Die Two Gallants aus San Francisco sind ebenso Haldern-Veteranen wie die Shout Out Louds aus Schweden - die obendrein gerade als Neuzugang für das Haldern Pop-Label verpflichtet werden konnten, was angesichts dessen, dass sie ja schon mal bei der Industrie waren, doch als ziemlicher Erfolg gewertet werden muss. Loney, Dear - ebenfalls aus Schweden - sind schließlich auch eine dieser typischen Haldern-Entdeckungen, von denen dann nachher wieder alle gewusst haben wollen, dass aus denen mal was werden würde und Patrick Watson steht für jenes Quäntchen Wahnsinn (oder eben Mut zum Risiko), der eben Haldern von anderen Bemühungen abgrenzt.
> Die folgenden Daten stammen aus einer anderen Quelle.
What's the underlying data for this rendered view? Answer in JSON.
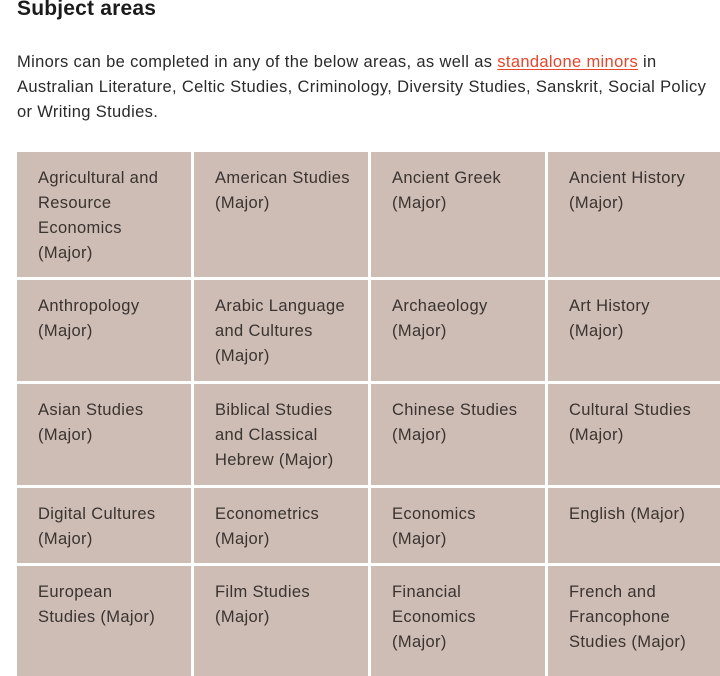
{
  "heading": "Subject areas",
  "intro": {
    "text_before": "Minors can be completed in any of the below areas, as well as ",
    "link_label": "standalone minors",
    "text_after": " in Australian Literature, Celtic Studies, Criminology, Diversity Studies, Sanskrit, Social Policy or Writing Studies."
  },
  "subjects": [
    "Agricultural and Resource Economics (Major)",
    "American Studies (Major)",
    "Ancient Greek (Major)",
    "Ancient History (Major)",
    "Anthropology (Major)",
    "Arabic Language and Cultures (Major)",
    "Archaeology (Major)",
    "Art History (Major)",
    "Asian Studies (Major)",
    "Biblical Studies and Classical Hebrew (Major)",
    "Chinese Studies (Major)",
    "Cultural Studies (Major)",
    "Digital Cultures (Major)",
    "Econometrics (Major)",
    "Economics (Major)",
    "English (Major)",
    "European Studies (Major)",
    "Film Studies (Major)",
    "Financial Economics (Major)",
    "French and Francophone Studies (Major)"
  ],
  "colors": {
    "cell_background": "#cdbdb5",
    "link": "#e5452a"
  }
}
Zur Sache: Um kurz vor 21 Uhr begannen die beiden Galane Adam Stephens und Tyson Vogel mit ihrem Akustik-Set. Das hatte Methode, denn es galt die Songs des kommenden Mini-Albums "The Scenery Of Farewell" vorzustellen - das nun mal ein reines Akustik-Werk geworden ist. Hier wie da fragt man sich als Zuhörer unwillkürlich: Was haben die nur? Denn von der ersten Sekunde an stürzten sich Stephens und Vogel mit einer schon fast unwirklichen Inbrunst ins Geschehen. Nach einigen Stücken, bei denen beide konzentriert und mit wenig Anteilnahme aus dem Publikum zu Werke gingen, wurde aber klar: Bei den Two Gallants geht es nicht um Finesse oder Cleverness, sondern nur um das Gefühl bzw. eben die Inbrunst. Es mag eloquentere Songwriter und virtuosere Instrumentalisten geben - kaum aber hingebungsvollere. Gegen Ende relativierte sich die Sache noch ein wenig, denn die hinzugekommene Cellistin Melissa nahm der Sache ein wenig die Intensität.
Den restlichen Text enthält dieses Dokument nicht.